I really was not able to solve this problem!
All the best Karl
I, for one, am less than thrilled with snobbish kibitzing in the comments. Just answer the question already instead of dropping hints and passing judgment.
The answer is yes for $\text{SL}(n,\mathbb{Z})$. Let $d$ be the product of the denominators in the matrices $M$ and $M^{-1}$. Let $\Gamma_d \subseteq \text{SL}(n,\mathbb{Z})$ be the subgroup of matrices of the form $I+dA$. This subgroup has finite index because it is the kernel of the congruence homomorphism $$\text{SL}(n,\mathbb{Z}) \longrightarrow \text{SL}(n,\mathbb{Z}/d),$$ whose target is a finite group. On the other hand, $M\Gamma_dM^{-1} \subseteq \text{SL}(n,\mathbb{Z})$ because $MIM^{-1} = I$ and $dMAM^{-1}$ is an integer matrix. Thus the intersection in question has finite index because it contains $\Gamma_d$ as a subgroup.

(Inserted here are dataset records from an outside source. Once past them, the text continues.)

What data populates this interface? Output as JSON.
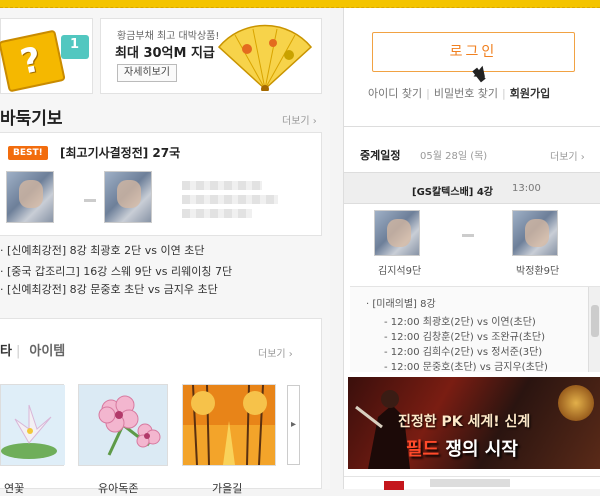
{
  "promo": {
    "icon_question": "?",
    "gift_number": "1",
    "subtitle": "황금부채 최고 대박상품!",
    "title": "최대 30억M 지급",
    "detail_button": "자세히보기"
  },
  "baduk": {
    "title": "바둑기보",
    "more": "더보기 ›",
    "badge": "BEST!",
    "match_title": "[최고기사결정전] 27국",
    "news": [
      "· [신예최강전] 8강 최광호 2단 vs 이연 초단",
      "· [중국 갑조리그] 16강 스웨 9단 vs 리웨이칭 7단",
      "· [신예최강전] 8강 문중호 초단 vs 금지우 초단"
    ]
  },
  "items": {
    "tab_active": "타",
    "tab_other": "아이템",
    "more": "더보기 ›",
    "next_icon": "▸",
    "thumbs": [
      {
        "label": "연꽃"
      },
      {
        "label": "유아독존"
      },
      {
        "label": "가을길"
      }
    ]
  },
  "login": {
    "button": "로그인",
    "find_id": "아이디 찾기",
    "find_pw": "비밀번호 찾기",
    "join": "회원가입"
  },
  "schedule": {
    "title": "중계일정",
    "date": "05월 28일 (목)",
    "more": "더보기 ›",
    "game_title": "[GS칼텍스배] 4강",
    "game_time": "13:00",
    "player_left": "김지석9단",
    "player_right": "박정환9단",
    "list_header": "· [미래의별] 8강",
    "list": [
      "- 12:00 최광호(2단) vs 이연(초단)",
      "- 12:00 김창훈(2단) vs 조완규(초단)",
      "- 12:00 김희수(2단) vs 정서준(3단)",
      "- 12:00 문중호(초단) vs 금지우(초단)"
    ]
  },
  "ad": {
    "line1": "진정한 PK 세계! 신계",
    "line2_highlight": "필드",
    "line2_rest": " 쟁의 시작"
  },
  "colors": {
    "accent_orange": "#f08020",
    "best_badge": "#f26c0d",
    "topbar_yellow": "#f4c400"
  }
}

The argument is quite general: You can replace $\text{SL}$ by other algebraic groups defined over $\mathbb{Z}$, and you can replace $\mathbb{Z}$ by any number field ring and $\mathbb{Q}$ by the corresponding number field.
There is a second proof which Tony Scholl hints at in the comments. This is probably secretly equivalent to the argument Greg writes up, but I find it easier to think about.
$SL_2(\mathbb{Z})$ is the subgroup of $SL_2(\mathbb{Q})$ preserving the lattice $L_1:=\mathbb{Z}^2$ inside $\mathbb{Q}^2$. Similarly, $M SL_2(\mathbb{Z}) M^{-1}$ is the gorup of matrices preserving $L_2 := M \cdot L_1$. So the group we are interested in is the group of matrices sending $L_1$ and $L_2$ to themselves.
Choose an integer $N$ such that $L_1 \cap L_2 \supseteq N L_1$ and $L_1 + L_2 \subseteq N^{-1} L_1$. Let $\Gamma$ be the subgroup of $SL_2(\mathbb{Z})$ which acts trivially on $L_1/ N^2 L_1$. The subgroup $\Gamma$ has finite index as it is the kernel of $SL_2(\mathbb{Z}) \to SL_2(\mathbb{Z}/N^2)$.
Now, $\Gamma$ stabilizes $N L_1$ and $N^{-1} L_1$, and acts trivially on $(N^{-1} L_1)/(N L_1)$. In particular, any lattice $K$ with $N^{-1} L_1 \supseteq K \supseteq N L_1$ will be taken to itself by $\Gamma$. We chose $N$ so that $L_2$ lies between $N^{-1} L_1$ and $N L_1$. So $\Gamma$ takes $L_2$ to itself, and we deduce that $\Gamma$ is contained in the group we are interested in. So the group we are interested in has index $\leq [SL_2(\mathbb{Z}) : \Gamma]$ in $SL_2(\mathbb{Z})$.